De mon point de vue je crois qu’il faut se redonner un horizon et se demander à quoi veut ressembler la société française entre 2040 et 2050, de manière à ce qu’elle mette elle-même en œuvre la stratégie nationale… et la réduction des émissions de CO2, sachant qu’il n’y aura pas de capacité industrielle de stockage de carbone… C’est un espoir chimérique de penser que l’on pourrait capturer ce CO2 et l’enfouir quelque part.
Une vision systémique du territoire
Il faudrait prévoir et organiser un tissu urbain constitué de petites villes très denses pour faire des économies d’énergie, tissu urbain plutôt circulaire ; ça c’est une propriété mathématique simple, si vous voulez maximiser de la surface en minimisant son périmètre, en minimisant les pertes, il faut que cela soit un cercle. Des villes reliées par des trains, avec des transports publics à l’intérieur de la ville et quasiment plus de voitures à l’intérieur de la ville. Et autour de chaque ville de la poly-agriculture, évidemment écologique et bio, des circuits courts, l’acheminement de la nourriture par le train en centre-ville, via des centres commerciaux à proximité des gares. Cela veut dire la fin de la grande distribution avec des supermarchés à quatre km des centres-villes et auxquels on ne peut accéder qu’en voiture. Cela suppose donc un réaménagement complet du territoire.
Les étapes sont celles qui étaient communes à la totalité des périodes de transition, sur lesquelles nous avions travaillé, à l’initiative de la ministre Delphine Batho2, dans le cadre des experts pour la transition.

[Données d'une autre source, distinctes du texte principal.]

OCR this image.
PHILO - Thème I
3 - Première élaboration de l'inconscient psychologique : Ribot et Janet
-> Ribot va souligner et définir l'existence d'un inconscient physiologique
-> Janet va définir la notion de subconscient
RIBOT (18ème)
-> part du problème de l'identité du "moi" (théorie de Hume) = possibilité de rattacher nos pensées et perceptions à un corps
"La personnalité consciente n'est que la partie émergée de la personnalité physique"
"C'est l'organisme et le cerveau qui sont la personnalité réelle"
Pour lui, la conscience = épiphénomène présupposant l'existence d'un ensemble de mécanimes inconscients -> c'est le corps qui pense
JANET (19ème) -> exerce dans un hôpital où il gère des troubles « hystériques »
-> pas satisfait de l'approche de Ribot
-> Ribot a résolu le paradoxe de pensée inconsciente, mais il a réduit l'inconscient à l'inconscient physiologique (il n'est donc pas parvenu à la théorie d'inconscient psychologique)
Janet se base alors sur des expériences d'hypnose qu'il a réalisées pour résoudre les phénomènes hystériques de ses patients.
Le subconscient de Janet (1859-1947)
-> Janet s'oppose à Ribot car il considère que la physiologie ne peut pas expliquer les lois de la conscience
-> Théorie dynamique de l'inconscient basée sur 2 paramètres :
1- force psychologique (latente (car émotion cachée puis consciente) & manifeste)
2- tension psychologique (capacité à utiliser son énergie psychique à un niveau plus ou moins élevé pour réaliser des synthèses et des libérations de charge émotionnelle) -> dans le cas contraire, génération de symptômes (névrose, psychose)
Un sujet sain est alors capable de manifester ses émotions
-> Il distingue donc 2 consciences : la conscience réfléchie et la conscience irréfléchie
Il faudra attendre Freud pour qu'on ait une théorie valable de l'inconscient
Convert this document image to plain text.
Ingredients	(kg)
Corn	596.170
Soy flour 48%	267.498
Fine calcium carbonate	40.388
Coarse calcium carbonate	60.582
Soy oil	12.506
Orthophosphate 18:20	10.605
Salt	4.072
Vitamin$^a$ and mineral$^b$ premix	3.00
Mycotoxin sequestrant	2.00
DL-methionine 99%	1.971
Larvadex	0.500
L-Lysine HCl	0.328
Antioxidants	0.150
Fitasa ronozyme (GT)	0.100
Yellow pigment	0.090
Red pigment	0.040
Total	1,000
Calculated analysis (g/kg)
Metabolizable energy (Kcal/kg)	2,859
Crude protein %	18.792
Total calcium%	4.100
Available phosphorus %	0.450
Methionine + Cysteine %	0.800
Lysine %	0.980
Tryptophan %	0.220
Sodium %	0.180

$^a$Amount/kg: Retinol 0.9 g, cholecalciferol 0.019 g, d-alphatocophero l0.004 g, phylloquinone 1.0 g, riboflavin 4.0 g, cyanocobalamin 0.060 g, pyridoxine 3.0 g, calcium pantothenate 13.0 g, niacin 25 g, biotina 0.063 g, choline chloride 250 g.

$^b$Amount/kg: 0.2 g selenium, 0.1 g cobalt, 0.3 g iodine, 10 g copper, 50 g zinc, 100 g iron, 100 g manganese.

Une dizaine de scénarios ont émergé en fonction du « mix énergétique » que nous déciderions d’avoir en 2035 et pour simplifier encore davantage en fonction de la part du nucléaire que nous voulions avoir dans le bouquet énergétique français.
Mais quelle que soit l’option que nous prendrions en matière énergétique, les trois étapes sont toujours les mêmes : rénovation des bâtiments publics et privés, mobilité verte, verdissement de l’industrie et de l’agriculture.

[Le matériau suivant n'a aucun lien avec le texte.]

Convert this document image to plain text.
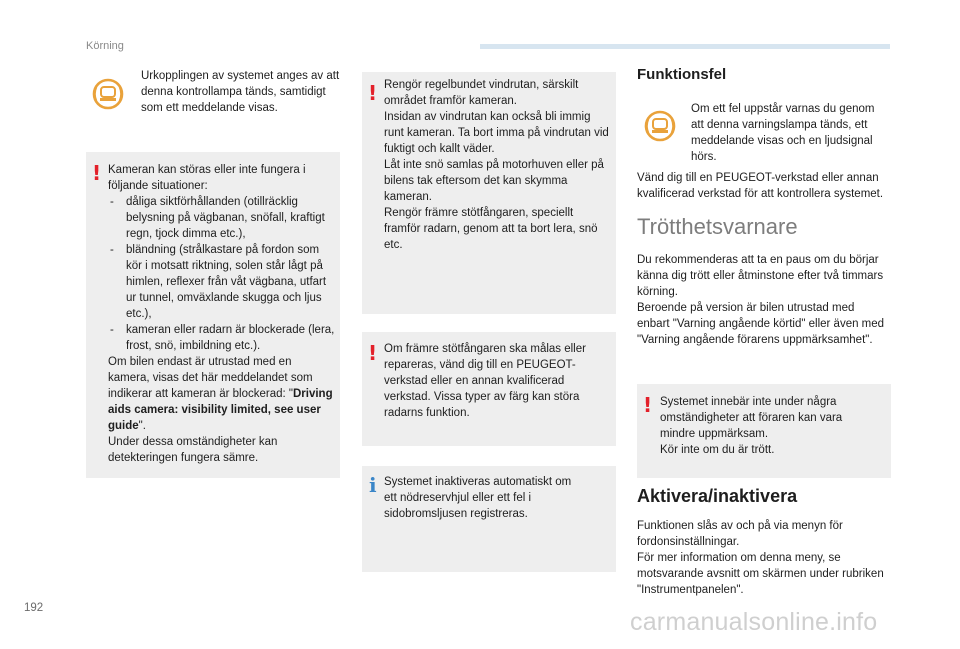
Körning
Urkopplingen av systemet anges av att denna kontrollampa tänds, samtidigt som ett meddelande visas.
! Kameran kan störas eller inte fungera i följande situationer:
- dåliga siktförhållanden (otillräcklig belysning på vägbanan, snöfall, kraftigt regn, tjock dimma etc.),
- bländning (strålkastare på fordon som kör i motsatt riktning, solen står lågt på himlen, reflexer från våt vägbana, utfart ur tunnel, omväxlande skugga och ljus etc.),
- kameran eller radarn är blockerade (lera, frost, snö, imbildning etc.).
Om bilen endast är utrustad med en kamera, visas det här meddelandet som indikerar att kameran är blockerad: "Driving aids camera: visibility limited, see user guide".
Under dessa omständigheter kan detekteringen fungera sämre.
! Rengör regelbundet vindrutan, särskilt området framför kameran.
Insidan av vindrutan kan också bli immig runt kameran. Ta bort imma på vindrutan vid fuktigt och kallt väder.
Låt inte snö samlas på motorhuven eller på bilens tak eftersom det kan skymma kameran.
Rengör främre stötfångaren, speciellt framför radarn, genom att ta bort lera, snö etc.
! Om främre stötfångaren ska målas eller repareras, vänd dig till en PEUGEOT-verkstad eller en annan kvalificerad verkstad. Vissa typer av färg kan störa radarns funktion.
i Systemet inaktiveras automatiskt om ett nödreservhjul eller ett fel i sidobromsljusen registreras.
Funktionsfel
Om ett fel uppstår varnas du genom att denna varningslampa tänds, ett meddelande visas och en ljudsignal hörs.
Vänd dig till en PEUGEOT-verkstad eller annan kvalificerad verkstad för att kontrollera systemet.
Trötthetsvarnare
Du rekommenderas att ta en paus om du börjar känna dig trött eller åtminstone efter två timmars körning.
Beroende på version är bilen utrustad med enbart "Varning angående körtid" eller även med "Varning angående förarens uppmärksamhet".
! Systemet innebär inte under några omständigheter att föraren kan vara mindre uppmärksam.
Kör inte om du är trött.
Aktivera/inaktivera
Funktionen slås av och på via menyn för fordonsinställningar.
För mer information om denna meny, se motsvarande avsnitt om skärmen under rubriken "Instrumentpanelen".
192	carmanualsonline.info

J’ai commencé par dresser ce panorama d’aménagement du territoire pour dire au fond que ces trois étapes-là sont bien connues, depuis longtemps. D’une certaine manière, le citoyen que je suis s’interroge sur pourquoi on ne les a toujours pas mises en place aujourd’hui en France. Le point fondamental, c’est de comprendre que ce ne sont pas des chapitres techniques que l’on pourrait réaliser l’un après l’autre, ou à côté l’un de l’autre, indépendamment l’un de l’autre, c’est une vision systémique du territoire français qu’il faut avoir, un aménagement complet du territoire… Ce que je suis en train de vous décrire, c’est la fin de la banlieue pavillonnaire, du type Aix-Marseille, modèle lui-même alimenté par l’imaginaire californien.
Cela veut dire bien évidemment qu’il faut réhabiliter le train, à commencer par la SNCF, et réhabiliter une partie du réseau ferroviaire extrêmement dense que nous avions en 1945, que nous avons fait l’erreur de détricoter, alors que nos amis allemands, suisses et belges n’ont pas détricoté leur réseau ferroviaire, en tout cas beaucoup moins que nous.

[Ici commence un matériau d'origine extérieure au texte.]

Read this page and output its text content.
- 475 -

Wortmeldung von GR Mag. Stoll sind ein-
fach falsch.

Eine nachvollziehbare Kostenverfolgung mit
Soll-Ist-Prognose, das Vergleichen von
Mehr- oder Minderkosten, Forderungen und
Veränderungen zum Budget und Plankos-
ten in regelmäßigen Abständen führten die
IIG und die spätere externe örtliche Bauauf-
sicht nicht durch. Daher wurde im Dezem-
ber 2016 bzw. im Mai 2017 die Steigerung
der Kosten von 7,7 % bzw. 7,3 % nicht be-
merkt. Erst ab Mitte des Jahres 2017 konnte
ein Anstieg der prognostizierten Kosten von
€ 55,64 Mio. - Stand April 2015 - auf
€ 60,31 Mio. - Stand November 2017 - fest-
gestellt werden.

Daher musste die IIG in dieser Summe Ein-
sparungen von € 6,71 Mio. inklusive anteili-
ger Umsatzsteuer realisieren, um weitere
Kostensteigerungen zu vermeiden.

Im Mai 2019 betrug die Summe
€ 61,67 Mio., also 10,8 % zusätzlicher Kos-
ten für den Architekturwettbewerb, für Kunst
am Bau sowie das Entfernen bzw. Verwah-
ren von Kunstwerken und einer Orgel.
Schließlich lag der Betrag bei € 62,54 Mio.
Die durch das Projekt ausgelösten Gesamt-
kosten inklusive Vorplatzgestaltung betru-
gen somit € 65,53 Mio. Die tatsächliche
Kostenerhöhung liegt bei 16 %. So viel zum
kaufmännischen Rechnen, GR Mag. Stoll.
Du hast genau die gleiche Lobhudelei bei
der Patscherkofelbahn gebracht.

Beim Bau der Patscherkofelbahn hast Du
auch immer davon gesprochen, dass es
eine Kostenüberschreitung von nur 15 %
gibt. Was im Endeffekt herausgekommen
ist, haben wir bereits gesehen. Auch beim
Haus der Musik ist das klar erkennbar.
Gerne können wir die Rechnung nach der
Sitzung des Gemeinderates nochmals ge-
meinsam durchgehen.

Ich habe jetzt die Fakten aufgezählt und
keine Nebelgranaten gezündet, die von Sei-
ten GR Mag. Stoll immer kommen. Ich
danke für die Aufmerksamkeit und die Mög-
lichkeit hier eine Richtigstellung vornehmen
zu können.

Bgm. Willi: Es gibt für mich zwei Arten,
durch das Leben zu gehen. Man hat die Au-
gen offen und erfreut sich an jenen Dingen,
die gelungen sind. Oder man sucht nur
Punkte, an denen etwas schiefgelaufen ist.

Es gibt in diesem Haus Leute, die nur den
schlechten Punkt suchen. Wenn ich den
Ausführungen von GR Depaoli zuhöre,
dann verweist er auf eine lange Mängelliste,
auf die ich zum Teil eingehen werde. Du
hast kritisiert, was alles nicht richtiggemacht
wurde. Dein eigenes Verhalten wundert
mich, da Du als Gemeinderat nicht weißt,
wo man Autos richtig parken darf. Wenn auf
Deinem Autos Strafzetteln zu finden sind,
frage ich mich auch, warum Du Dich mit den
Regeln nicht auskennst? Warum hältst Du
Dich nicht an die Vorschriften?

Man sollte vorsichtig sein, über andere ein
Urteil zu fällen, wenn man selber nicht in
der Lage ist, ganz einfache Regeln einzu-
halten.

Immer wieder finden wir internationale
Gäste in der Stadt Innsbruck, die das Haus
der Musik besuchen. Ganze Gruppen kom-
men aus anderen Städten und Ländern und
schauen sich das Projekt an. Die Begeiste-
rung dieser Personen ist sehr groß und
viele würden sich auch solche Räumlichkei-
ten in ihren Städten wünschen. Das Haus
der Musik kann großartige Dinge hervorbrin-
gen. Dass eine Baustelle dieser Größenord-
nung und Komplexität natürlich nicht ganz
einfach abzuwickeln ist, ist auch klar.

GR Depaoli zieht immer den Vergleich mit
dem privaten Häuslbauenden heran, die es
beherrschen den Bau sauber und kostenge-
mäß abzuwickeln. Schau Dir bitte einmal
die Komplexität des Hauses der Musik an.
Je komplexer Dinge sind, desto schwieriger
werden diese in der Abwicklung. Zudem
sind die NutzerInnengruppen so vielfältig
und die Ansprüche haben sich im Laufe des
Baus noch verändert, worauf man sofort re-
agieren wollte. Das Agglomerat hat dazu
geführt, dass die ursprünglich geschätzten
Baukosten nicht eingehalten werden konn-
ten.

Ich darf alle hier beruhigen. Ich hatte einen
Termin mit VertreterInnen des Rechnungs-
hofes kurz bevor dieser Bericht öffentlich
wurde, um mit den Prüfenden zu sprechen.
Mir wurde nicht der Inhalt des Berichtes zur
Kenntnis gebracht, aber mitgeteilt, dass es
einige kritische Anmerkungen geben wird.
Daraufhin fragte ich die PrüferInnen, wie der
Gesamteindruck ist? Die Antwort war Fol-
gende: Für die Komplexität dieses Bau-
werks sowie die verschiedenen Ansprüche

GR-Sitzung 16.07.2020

Les enjeux macro-économiques pour la France
C’est excellent pour la balance commerciale, parce que cela réduit le coût de nos importations en pétrole, c’est excellent pour les émissions de CO2 parce que cela réduit les émissions, c’est excellent pour la création d’emplois. Pour donner juste un exemple, la seule rénovation thermique des bâtiments, si nous ne faisions que les bâtiments publics — c’est une partie du sujet parce qu’il y a la totalité des bâtiments privés qu’il faut également traiter — les chiffres auxquels nous étions parvenus dans des études précédentes c’est que la rénovation thermique des bâtiments créerait quinze emplois par millions d’euros investis. On peut discuter longtemps sur les chiffres… mais nous étions parvenus à six ou sept milliards par an d’investissement pendant deux ou trois ans, et cela créerait entre cinq cents mille et deux millions d’emplois.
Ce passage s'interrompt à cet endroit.